Since **a[i-1] = b[j-1],i.e, a[1] = b[0] = 'a'**, ans[ind-1]=a[i-1].So ans[0] = a and i,j and ind all are decremented.Now i = 2,j = 0,ind = 0.Since j=0,therefore the algorithm will stop.So, the longest common subsequence would be ans[]=**abc**.

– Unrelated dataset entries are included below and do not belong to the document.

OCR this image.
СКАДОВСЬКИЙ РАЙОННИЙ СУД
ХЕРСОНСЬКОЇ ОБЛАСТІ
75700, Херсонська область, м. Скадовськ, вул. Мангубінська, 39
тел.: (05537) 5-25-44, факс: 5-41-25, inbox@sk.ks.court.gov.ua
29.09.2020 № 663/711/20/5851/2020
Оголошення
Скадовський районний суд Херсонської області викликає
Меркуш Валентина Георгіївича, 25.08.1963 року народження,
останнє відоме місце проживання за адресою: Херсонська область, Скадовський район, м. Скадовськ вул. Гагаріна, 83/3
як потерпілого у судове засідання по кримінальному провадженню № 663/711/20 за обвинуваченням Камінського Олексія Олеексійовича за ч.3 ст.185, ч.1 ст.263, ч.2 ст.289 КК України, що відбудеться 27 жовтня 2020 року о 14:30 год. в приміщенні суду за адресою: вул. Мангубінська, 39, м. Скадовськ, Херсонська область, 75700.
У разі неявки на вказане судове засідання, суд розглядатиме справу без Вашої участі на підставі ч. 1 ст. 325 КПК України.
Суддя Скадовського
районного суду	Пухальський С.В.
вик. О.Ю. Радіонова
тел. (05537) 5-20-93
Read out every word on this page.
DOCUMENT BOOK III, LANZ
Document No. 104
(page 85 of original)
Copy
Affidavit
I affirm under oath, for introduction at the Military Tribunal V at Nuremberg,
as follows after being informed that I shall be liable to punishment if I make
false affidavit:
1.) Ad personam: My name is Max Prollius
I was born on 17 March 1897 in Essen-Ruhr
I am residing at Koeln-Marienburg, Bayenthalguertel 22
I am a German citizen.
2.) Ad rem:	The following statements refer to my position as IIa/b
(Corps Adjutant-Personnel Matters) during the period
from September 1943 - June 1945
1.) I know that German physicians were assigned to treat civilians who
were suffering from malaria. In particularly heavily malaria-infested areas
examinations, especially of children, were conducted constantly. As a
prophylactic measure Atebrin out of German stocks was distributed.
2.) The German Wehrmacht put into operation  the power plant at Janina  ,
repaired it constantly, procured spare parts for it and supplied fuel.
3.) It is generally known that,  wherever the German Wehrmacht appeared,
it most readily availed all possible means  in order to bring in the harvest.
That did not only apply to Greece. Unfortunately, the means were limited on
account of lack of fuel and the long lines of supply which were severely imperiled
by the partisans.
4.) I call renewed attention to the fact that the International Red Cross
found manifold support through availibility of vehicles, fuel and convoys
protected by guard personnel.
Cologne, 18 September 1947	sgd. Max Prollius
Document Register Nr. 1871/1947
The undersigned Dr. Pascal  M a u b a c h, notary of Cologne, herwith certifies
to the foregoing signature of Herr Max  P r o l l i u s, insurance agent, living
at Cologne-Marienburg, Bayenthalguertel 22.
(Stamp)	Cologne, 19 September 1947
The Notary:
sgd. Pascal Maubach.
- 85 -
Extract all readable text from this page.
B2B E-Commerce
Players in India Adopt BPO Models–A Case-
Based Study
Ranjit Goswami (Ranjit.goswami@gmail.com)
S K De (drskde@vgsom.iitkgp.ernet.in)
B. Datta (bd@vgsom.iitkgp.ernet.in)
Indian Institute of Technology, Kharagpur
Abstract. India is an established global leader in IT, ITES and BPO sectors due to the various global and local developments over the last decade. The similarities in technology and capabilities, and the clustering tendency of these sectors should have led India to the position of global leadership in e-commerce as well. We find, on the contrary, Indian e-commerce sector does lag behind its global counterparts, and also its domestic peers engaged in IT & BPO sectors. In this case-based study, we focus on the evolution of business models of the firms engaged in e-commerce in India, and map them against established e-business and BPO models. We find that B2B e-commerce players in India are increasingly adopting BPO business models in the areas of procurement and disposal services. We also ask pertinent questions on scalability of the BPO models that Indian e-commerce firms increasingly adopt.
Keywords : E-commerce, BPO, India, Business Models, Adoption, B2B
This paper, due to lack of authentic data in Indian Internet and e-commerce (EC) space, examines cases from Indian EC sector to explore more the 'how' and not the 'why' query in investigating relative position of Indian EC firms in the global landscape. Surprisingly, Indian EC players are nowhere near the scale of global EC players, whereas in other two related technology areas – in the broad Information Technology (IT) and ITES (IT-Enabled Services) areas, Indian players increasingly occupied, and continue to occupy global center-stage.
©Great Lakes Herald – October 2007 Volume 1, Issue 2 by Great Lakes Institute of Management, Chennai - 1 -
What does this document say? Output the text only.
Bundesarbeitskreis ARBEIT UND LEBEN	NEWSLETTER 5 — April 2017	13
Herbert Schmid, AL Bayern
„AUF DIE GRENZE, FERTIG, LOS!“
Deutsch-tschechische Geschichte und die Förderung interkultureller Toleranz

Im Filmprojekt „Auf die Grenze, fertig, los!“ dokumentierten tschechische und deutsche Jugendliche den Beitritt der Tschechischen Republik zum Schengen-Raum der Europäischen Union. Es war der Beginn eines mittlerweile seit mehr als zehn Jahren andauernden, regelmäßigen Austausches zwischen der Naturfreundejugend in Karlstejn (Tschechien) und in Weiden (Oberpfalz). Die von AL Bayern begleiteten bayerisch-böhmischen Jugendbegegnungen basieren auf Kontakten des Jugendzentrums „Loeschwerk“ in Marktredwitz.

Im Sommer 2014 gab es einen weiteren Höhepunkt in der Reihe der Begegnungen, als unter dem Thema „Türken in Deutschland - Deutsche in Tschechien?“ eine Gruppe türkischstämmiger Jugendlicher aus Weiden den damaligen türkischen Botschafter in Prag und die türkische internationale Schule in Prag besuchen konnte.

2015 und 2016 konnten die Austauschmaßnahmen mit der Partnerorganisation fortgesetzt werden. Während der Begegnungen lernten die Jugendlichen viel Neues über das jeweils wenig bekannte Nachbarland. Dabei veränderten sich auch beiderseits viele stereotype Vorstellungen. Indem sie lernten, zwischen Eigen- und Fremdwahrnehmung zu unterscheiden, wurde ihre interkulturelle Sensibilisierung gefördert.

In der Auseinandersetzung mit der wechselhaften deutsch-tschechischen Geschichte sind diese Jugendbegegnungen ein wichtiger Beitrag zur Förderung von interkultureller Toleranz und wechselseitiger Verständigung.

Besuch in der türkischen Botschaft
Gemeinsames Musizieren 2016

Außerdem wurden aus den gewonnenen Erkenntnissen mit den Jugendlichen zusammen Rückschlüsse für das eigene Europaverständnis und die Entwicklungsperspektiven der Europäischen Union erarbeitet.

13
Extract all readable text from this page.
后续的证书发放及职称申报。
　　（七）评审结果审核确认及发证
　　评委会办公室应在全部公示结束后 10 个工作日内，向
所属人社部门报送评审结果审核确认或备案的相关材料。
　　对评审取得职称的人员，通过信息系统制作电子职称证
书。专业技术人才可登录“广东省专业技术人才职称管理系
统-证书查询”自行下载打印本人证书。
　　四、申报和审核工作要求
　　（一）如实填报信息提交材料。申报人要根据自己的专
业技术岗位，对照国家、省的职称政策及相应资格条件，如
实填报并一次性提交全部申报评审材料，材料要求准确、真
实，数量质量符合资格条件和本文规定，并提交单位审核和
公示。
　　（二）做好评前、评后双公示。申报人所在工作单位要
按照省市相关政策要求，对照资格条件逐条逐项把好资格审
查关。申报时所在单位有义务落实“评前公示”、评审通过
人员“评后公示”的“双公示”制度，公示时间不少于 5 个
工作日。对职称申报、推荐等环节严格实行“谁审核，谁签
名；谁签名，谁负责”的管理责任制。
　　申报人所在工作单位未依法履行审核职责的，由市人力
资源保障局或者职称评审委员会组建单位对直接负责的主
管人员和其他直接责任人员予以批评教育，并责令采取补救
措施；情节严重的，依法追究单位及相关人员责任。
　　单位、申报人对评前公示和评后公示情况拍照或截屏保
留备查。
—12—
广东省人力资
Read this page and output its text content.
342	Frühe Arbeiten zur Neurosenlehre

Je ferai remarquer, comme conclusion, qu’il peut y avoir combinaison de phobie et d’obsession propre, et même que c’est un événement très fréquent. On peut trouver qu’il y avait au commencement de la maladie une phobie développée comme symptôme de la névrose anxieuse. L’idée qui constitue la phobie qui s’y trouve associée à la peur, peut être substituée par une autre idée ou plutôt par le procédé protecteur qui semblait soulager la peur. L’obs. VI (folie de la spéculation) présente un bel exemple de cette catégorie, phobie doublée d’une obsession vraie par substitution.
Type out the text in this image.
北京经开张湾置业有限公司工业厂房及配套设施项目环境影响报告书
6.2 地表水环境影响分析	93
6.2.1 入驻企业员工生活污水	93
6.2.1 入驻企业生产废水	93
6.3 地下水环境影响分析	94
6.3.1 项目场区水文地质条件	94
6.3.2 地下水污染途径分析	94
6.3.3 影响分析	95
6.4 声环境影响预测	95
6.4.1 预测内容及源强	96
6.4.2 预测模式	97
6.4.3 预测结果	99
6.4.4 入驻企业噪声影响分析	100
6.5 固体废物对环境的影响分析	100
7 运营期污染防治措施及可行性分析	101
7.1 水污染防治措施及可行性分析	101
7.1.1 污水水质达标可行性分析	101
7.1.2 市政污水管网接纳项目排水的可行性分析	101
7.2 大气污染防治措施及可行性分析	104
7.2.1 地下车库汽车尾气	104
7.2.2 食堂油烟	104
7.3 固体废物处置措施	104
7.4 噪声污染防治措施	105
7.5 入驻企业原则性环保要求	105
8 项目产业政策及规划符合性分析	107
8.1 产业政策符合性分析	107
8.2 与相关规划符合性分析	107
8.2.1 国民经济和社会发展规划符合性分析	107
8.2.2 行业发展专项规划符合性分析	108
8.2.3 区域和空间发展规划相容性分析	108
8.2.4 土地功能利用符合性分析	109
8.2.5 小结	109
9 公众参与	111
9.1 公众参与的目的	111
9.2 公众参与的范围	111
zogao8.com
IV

Pseudo code of the above implementation:-

```
bottom-up-lcs() {
lcs = new array [0..m, 0..n]
for (i = 0 to m) lcs[i,0] = 0 // basis cases
for (j = 0 to n) lcs[0,j] = 0
for (i = 1 to m) { // fill rest of table
for (j = 1 to n) {
if (x[i] == y[j]) // take x[i] (= y[j]) for LCS
lcs[i,j] = lcs[i-1, j-1] + 1
else
lcs[i,j] = max(lcs[i-1, j], lcs[i, j-1])
}
}
return lcs[m, n] // final lcs length
}
```

Following is the cpp implementation of the above approach :-

```
#include<bits/stdc++.h>
using namespace std;
void lcs(string a,string b,int n,int m)
{
int dp[n+1][m+1];
// Building the table in bottom-up manner
for(i=0;i<n+1;i++)
{
for(int j=0j<m+1;j++)
{
if(i==0 || j==0)
dp[i][j]=0;
else if(a[i-1]==b[j-1])
dp[i][j]=1+dp[i-1][j-1];
else
{
dp[i][j]=max(dp[i][j-1],dp[i-1][j]);
}
}
}
int ind=dp[n][m]; // length of longest common subsequence
char ans[ind+1]; // longest common subsequence
int i=n,j=m;
ans[ind]='\0';
while(i>0 && j>0)
{
if(a[i-1]==b[j-1])
{
ans[ind-1]=a[i-1];
i--;j--;ind--;
}
else if(dp[i-1][j]>dp[i][j-1])
i--;
else
{
j--;
}
}
cout << ans;
}
int main()
{
string a,b;
cin >> a >> b;
cout << "The largest common subsequence is " ;
lcs(a,b,a.length(),b.length());
}
/*
Sample Input:-
aabbc
abacc
Sample Output:-
The largest common subsequence is abc
*/
```

# Time Complexity

- Worst case time complexity:
**O(n*m)** - Average case time complexity:
**O(n*m)** - Best case time complexity:
**O(n*m)** - Space complexity:
**O(n*m)**

Since we are using two for loops for both the strings ,therefore the time complexity of finding the longest common subsequence using dynamic programming approach is **O(n * m)** where n and m are the lengths of the strings.Since this implemetation involves only n rows and m columns for building dp[][],therefore, the space complexity would be **O(n * m)**.

With this, you have complete idea of effectively solving the Longest Common Subsequence problem using Dynamic Programming.